DOMRADIO.DE: Papst Franziskus ist vor wenigen Tagen gestorben. Er war ein Mahner, auch in der weltweiten Gemeinschaft. Er hat zu mehr Gerechtigkeit aufgerufen, auch das Wirtschaftssystem kritisiert. Vermissen Sie Papst Franziskus und was nehmen Sie von seiner Kritik auf?
Svenja Schulze (SPD-Politikerin und Entwicklungshilfeministerin): Gerade angesichts der derzeitigen Diskussion in Deutschland, wie politisch Kirchen eigentlich sein dürfen, vermisse ich diese mahnende Stimme. Er hat immer wieder darauf hingewiesen, dass die Wirtschaftssysteme der Welt gerechter werden müssen. Dass wir uns für den Planeten einsetzen müssen und dafür sorgen müssen, dass auch die zukünftigen Generationen noch eine Perspektive haben.
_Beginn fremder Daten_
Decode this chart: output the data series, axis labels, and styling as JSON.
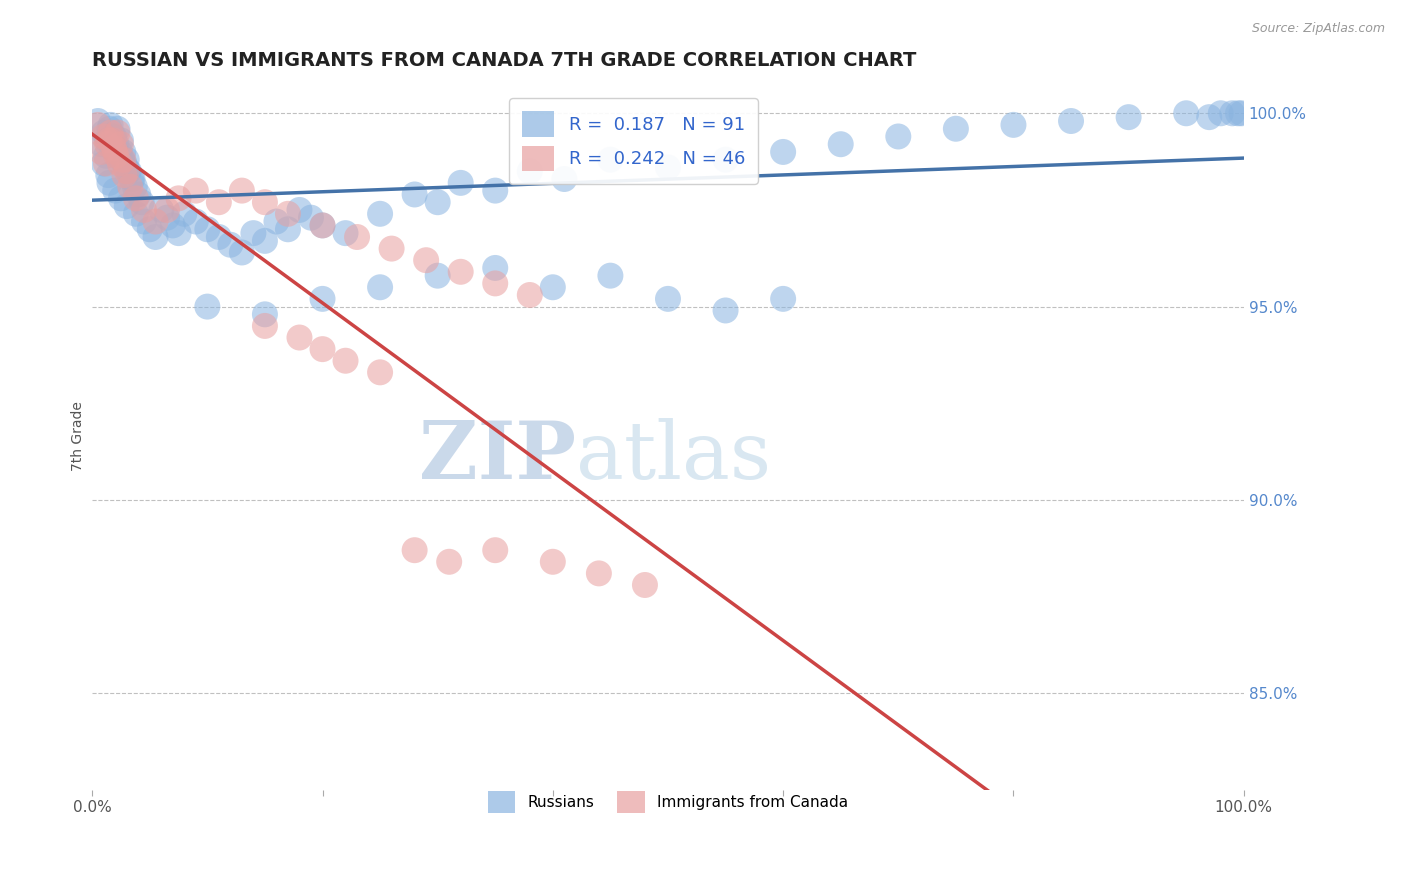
{
  "title": "RUSSIAN VS IMMIGRANTS FROM CANADA 7TH GRADE CORRELATION CHART",
  "source_text": "Source: ZipAtlas.com",
  "ylabel": "7th Grade",
  "watermark_zip": "ZIP",
  "watermark_atlas": "atlas",
  "xlim": [
    0.0,
    1.0
  ],
  "ylim": [
    0.825,
    1.008
  ],
  "yticks": [
    0.85,
    0.9,
    0.95,
    1.0
  ],
  "ytick_labels": [
    "85.0%",
    "90.0%",
    "95.0%",
    "100.0%"
  ],
  "blue_R": 0.187,
  "blue_N": 91,
  "pink_R": 0.242,
  "pink_N": 46,
  "blue_color": "#8ab4e0",
  "pink_color": "#e8a0a0",
  "blue_line_color": "#4472a8",
  "pink_line_color": "#cc4444",
  "background_color": "#ffffff",
  "grid_color": "#c0c0c0",
  "title_fontsize": 14,
  "legend_label_blue": "Russians",
  "legend_label_pink": "Immigrants from Canada",
  "blue_x": [
    0.005,
    0.01,
    0.013,
    0.016,
    0.018,
    0.02,
    0.022,
    0.025,
    0.027,
    0.03,
    0.008,
    0.012,
    0.015,
    0.019,
    0.021,
    0.024,
    0.026,
    0.029,
    0.032,
    0.035,
    0.01,
    0.014,
    0.017,
    0.023,
    0.028,
    0.031,
    0.034,
    0.037,
    0.04,
    0.043,
    0.015,
    0.02,
    0.025,
    0.03,
    0.038,
    0.045,
    0.05,
    0.055,
    0.06,
    0.065,
    0.07,
    0.075,
    0.08,
    0.09,
    0.1,
    0.11,
    0.12,
    0.13,
    0.14,
    0.15,
    0.16,
    0.17,
    0.18,
    0.19,
    0.2,
    0.22,
    0.25,
    0.28,
    0.3,
    0.32,
    0.35,
    0.38,
    0.41,
    0.45,
    0.5,
    0.55,
    0.6,
    0.65,
    0.7,
    0.75,
    0.8,
    0.85,
    0.9,
    0.95,
    0.97,
    0.98,
    0.99,
    0.995,
    0.998,
    0.1,
    0.15,
    0.2,
    0.25,
    0.3,
    0.35,
    0.4,
    0.45,
    0.5,
    0.55,
    0.6
  ],
  "blue_y": [
    0.998,
    0.995,
    0.993,
    0.997,
    0.994,
    0.991,
    0.996,
    0.993,
    0.99,
    0.988,
    0.992,
    0.989,
    0.996,
    0.994,
    0.992,
    0.99,
    0.988,
    0.986,
    0.985,
    0.983,
    0.987,
    0.984,
    0.991,
    0.989,
    0.987,
    0.985,
    0.983,
    0.981,
    0.979,
    0.977,
    0.982,
    0.98,
    0.978,
    0.976,
    0.974,
    0.972,
    0.97,
    0.968,
    0.975,
    0.973,
    0.971,
    0.969,
    0.974,
    0.972,
    0.97,
    0.968,
    0.966,
    0.964,
    0.969,
    0.967,
    0.972,
    0.97,
    0.975,
    0.973,
    0.971,
    0.969,
    0.974,
    0.979,
    0.977,
    0.982,
    0.98,
    0.985,
    0.983,
    0.988,
    0.986,
    0.988,
    0.99,
    0.992,
    0.994,
    0.996,
    0.997,
    0.998,
    0.999,
    1.0,
    0.999,
    1.0,
    1.0,
    1.0,
    1.0,
    0.95,
    0.948,
    0.952,
    0.955,
    0.958,
    0.96,
    0.955,
    0.958,
    0.952,
    0.949,
    0.952
  ],
  "pink_x": [
    0.005,
    0.01,
    0.013,
    0.016,
    0.018,
    0.02,
    0.022,
    0.025,
    0.027,
    0.03,
    0.008,
    0.012,
    0.015,
    0.019,
    0.021,
    0.024,
    0.028,
    0.033,
    0.038,
    0.045,
    0.055,
    0.065,
    0.075,
    0.09,
    0.11,
    0.13,
    0.15,
    0.17,
    0.2,
    0.23,
    0.26,
    0.29,
    0.32,
    0.35,
    0.38,
    0.15,
    0.18,
    0.2,
    0.22,
    0.25,
    0.28,
    0.31,
    0.35,
    0.4,
    0.44,
    0.48
  ],
  "pink_y": [
    0.997,
    0.994,
    0.992,
    0.995,
    0.993,
    0.99,
    0.995,
    0.992,
    0.988,
    0.985,
    0.99,
    0.987,
    0.993,
    0.991,
    0.989,
    0.987,
    0.984,
    0.981,
    0.978,
    0.975,
    0.972,
    0.975,
    0.978,
    0.98,
    0.977,
    0.98,
    0.977,
    0.974,
    0.971,
    0.968,
    0.965,
    0.962,
    0.959,
    0.956,
    0.953,
    0.945,
    0.942,
    0.939,
    0.936,
    0.933,
    0.887,
    0.884,
    0.887,
    0.884,
    0.881,
    0.878
  ]
}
Solche Stimmen finde ich enorm wichtig, deswegen finde ich auch einen Kirchentag so wichtig. Man kommt zusammen, man diskutiert miteinander und schätzt die Welt ein, wie sie im Moment ist. "Beherzt" – das steckt im Kirchentagsmotto – bedeutet für mich, dass man aktiv wird. Als Entwicklungsministerin sehe ich, wie viele Menschen engagiert sind. Das gibt mir immer wieder Zuversicht und Mut.
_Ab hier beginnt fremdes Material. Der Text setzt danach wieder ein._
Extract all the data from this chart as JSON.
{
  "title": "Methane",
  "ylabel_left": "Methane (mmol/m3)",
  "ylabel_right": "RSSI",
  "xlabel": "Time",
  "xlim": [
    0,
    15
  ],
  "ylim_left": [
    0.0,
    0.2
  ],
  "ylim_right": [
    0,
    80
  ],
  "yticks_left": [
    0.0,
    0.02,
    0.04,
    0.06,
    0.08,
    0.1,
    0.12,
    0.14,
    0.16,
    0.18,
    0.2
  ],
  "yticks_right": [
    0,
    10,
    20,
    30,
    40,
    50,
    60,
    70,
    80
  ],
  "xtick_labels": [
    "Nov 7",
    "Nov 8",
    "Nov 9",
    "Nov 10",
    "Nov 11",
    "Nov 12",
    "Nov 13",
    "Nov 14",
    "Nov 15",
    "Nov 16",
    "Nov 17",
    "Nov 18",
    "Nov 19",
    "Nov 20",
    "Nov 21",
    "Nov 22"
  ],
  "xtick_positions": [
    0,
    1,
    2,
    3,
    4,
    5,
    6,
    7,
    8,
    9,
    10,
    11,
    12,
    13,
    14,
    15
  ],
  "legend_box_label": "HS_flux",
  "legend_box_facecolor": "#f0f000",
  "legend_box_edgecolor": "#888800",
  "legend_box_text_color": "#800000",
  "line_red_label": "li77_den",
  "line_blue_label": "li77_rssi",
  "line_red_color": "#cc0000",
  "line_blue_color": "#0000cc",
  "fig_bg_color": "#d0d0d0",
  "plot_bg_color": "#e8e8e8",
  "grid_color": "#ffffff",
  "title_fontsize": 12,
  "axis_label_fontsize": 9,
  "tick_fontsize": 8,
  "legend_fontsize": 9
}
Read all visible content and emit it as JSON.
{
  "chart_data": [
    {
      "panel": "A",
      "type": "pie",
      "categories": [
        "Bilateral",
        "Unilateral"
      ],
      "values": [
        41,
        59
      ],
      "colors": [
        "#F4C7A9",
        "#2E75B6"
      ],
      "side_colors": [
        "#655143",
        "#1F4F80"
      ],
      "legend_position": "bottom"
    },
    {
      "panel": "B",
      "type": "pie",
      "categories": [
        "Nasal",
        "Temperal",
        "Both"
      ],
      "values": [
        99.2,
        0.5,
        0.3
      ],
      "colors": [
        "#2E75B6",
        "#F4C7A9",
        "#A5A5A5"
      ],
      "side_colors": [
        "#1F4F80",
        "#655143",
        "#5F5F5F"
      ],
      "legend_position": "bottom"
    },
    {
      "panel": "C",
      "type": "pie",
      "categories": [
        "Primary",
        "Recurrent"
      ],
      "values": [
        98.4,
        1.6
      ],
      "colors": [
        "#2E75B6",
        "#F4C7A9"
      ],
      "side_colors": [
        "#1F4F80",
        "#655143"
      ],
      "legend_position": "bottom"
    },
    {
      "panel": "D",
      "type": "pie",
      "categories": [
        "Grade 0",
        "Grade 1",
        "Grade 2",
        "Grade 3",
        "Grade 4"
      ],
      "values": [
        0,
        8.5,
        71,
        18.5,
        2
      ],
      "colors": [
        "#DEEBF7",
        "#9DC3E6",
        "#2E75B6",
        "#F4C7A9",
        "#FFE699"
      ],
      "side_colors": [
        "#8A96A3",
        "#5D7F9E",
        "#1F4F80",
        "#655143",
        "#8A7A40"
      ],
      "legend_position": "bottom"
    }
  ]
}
DOMRADIO.DE: Sie haben die Diskussion angesprochen in Deutschland, die unter anderem von Julia Klöckner ausgelöst wurde, inwiefern sie sich zur Tagespolitik äußern soll. Was wünschen Sie sich von den Kirchen?
Schulze: Ich wünsche mir eine starke Stimme der Kirchen. Ich schätze das Wertesystem der Kirchen. Die vielen Mitglieder wollen solidarisch sein und Mitmenschlichkeit leben. Sie wollen die Schöpfung erhalten und sich darum kümmern, dass dieser Planet auch für die nächsten Generationen lebenswert bleibt.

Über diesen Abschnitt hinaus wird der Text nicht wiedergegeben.